Even before the pandemic, people who are actively involved in growing jobs in the city have pointed to our city’s wage tax as a stumbling block. This grim reality might become even worse in a post-pandemic world: Even the Kenney administration is assuming that 15% of suburban commuters won’t return to working in the city or paying wage tax.

One possible way to stem this tide already exists. In 2019, Councilmember Allan Domb proposed legislation that would remove the wage tax on the first $24,800 of income per household, twice the current federal standard deduction, providing almost $1,000 in tax relief to about 60,000 households. This money would help subsidize Center City commuters as they return to the office, whether they drive and park or take SEPTA, but it would be the lowest-wage workers who see decreases in their overall tax bill, not suburbanites in high-income city jobs.

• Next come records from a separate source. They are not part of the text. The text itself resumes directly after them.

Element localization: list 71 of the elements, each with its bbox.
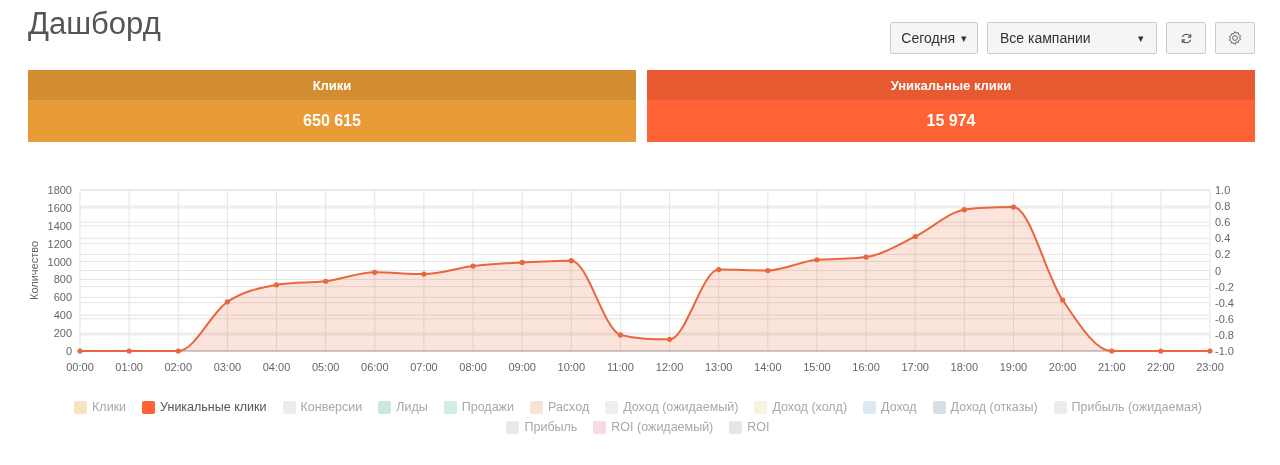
legend-item[interactable]: Конверсии (282, 400, 363, 414)
page-title: Дашборд (28, 8, 161, 39)
axis-tick-label: 23:00 (1196, 361, 1224, 373)
axis-tick-label: -0.8 (1215, 328, 1234, 341)
axis-tick-label: 1200 (47, 237, 72, 250)
refresh-icon (1179, 31, 1193, 45)
axis-tick-label: 1000 (47, 255, 72, 268)
axis-tick-label: 08:00 (459, 361, 487, 373)
legend-item[interactable]: Доход (отказы) (932, 400, 1038, 414)
tile-label: Уникальные клики (890, 77, 1012, 93)
axis-tick-label: -0.6 (1215, 312, 1234, 325)
legend-item[interactable]: Доход (холд) (754, 400, 848, 414)
axis-tick-label: 16:00 (852, 361, 880, 373)
axis-tick-label: 10:00 (557, 361, 586, 373)
axis-tick-label: 09:00 (508, 361, 536, 373)
axis-tick-label: 03:00 (213, 361, 242, 373)
axis-title: Количество (28, 240, 40, 301)
axis-tick-label: 1800 (47, 184, 72, 196)
legend-item[interactable]: Расход (529, 400, 590, 414)
axis-tick-label: 11:00 (607, 361, 634, 373)
axis-tick-label: 0.8 (1215, 200, 1231, 213)
axis-tick-label: 400 (53, 309, 72, 322)
tile-value: 15 974 (926, 112, 976, 130)
tile-value: 650 615 (303, 112, 361, 130)
axis-tick-label: 15:00 (803, 361, 831, 373)
axis-tick-label: 1.0 (1215, 184, 1231, 196)
axis-tick-label: 06:00 (361, 361, 389, 373)
refresh-button[interactable] (1166, 22, 1206, 54)
axis-tick-label: 18:00 (950, 361, 979, 373)
axis-tick-label: 1400 (47, 219, 72, 232)
period-dropdown[interactable]: Сегодня ▾ (890, 22, 978, 54)
legend-item[interactable]: Прибыль (506, 420, 578, 434)
axis-tick-label: 14:00 (754, 361, 782, 373)
legend-item[interactable]: Продажи (443, 400, 514, 414)
axis-tick-label: 01:00 (115, 361, 143, 373)
axis-tick-label: -1.0 (1215, 345, 1234, 357)
legend-item[interactable]: Прибыль (ожидаемая) (1053, 400, 1202, 414)
axis-tick-label: 05:00 (311, 361, 340, 373)
settings-icon (1227, 30, 1243, 46)
axis-tick-label: 0.4 (1215, 232, 1231, 245)
axis-tick-label: 600 (53, 291, 72, 304)
campaign-dropdown[interactable]: Все кампании ▾ (987, 22, 1157, 54)
axis-tick-label: 20:00 (1048, 361, 1077, 373)
axis-tick-label: 0 (65, 345, 72, 357)
axis-tick-label: 04:00 (262, 361, 291, 373)
settings-button[interactable] (1215, 22, 1255, 54)
legend-item[interactable]: ROI (729, 420, 770, 434)
legend-item[interactable]: Доход (863, 400, 917, 414)
axis-tick-label: 800 (53, 273, 72, 286)
axis-tick-label: 12:00 (655, 361, 684, 373)
axis-tick-label: -0.4 (1215, 296, 1234, 309)
legend-item[interactable]: Клики (74, 400, 127, 414)
axis-tick-label: 0.2 (1215, 248, 1231, 261)
axis-tick-label: 200 (53, 327, 72, 340)
axis-tick-label: 22:00 (1147, 361, 1175, 373)
legend-item[interactable]: Лиды (378, 400, 428, 414)
axis-tick-label: 0 (1215, 264, 1222, 277)
axis-tick-label: 21:00 (1097, 361, 1126, 373)
legend-item[interactable]: Доход (ожидаемый) (605, 400, 739, 414)
axis-tick-label: 02:00 (164, 361, 193, 373)
axis-tick-label: 07:00 (410, 361, 438, 373)
axis-tick-label: 0.6 (1215, 216, 1231, 229)
legend-item[interactable]: ROI (ожидаемый) (593, 420, 714, 434)
axis-tick-label: 17:00 (901, 361, 929, 373)
legend-item[interactable]: Уникальные клики (142, 400, 267, 414)
axis-tick-label: 19:00 (999, 361, 1028, 373)
axis-tick-label: -0.2 (1215, 280, 1234, 293)
axis-tick-label: 1600 (47, 201, 72, 214)
tile-label: Клики (312, 77, 352, 93)
axis-tick-label: 13:00 (704, 361, 733, 373)
axis-tick-label: 00:00 (66, 361, 94, 373)
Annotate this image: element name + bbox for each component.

Though Domb’s bill passed in Council, it remained on Mayor Jim Kenney’s desk. While his proposal should be adopted, City Council should also consider additional legislation that would broaden and expand these policies to include more Philadelphians. Domb renewed his effort with a similar bill in 2020.

This move would not only signal the city’s intent to rely less on the wage tax as a forward-thinking goal — it would also take the first steps toward a transition toward relying more strongly on property taxes, which is how Boston and other cities avoided having as deep of a pandemic budget crunch as Philadelphia.

In 2022, when the federal money runs out, commuters will have mostly returned to their offices; bars, restaurants, and sporting events will have begun contributing to city coffers again; and the city will have updated property tax assessments after a period of growth in home values. All of this will help smooth the transition to more typical levels of federal funding.

Though the horrors of the pandemic will continue to haunt the city for years to come, the federal stimulus dollars provide Philadelphia with a rare chance to fight for economic growth and to resolve long-standing structural inequalities. Philadelphia should make the most of it.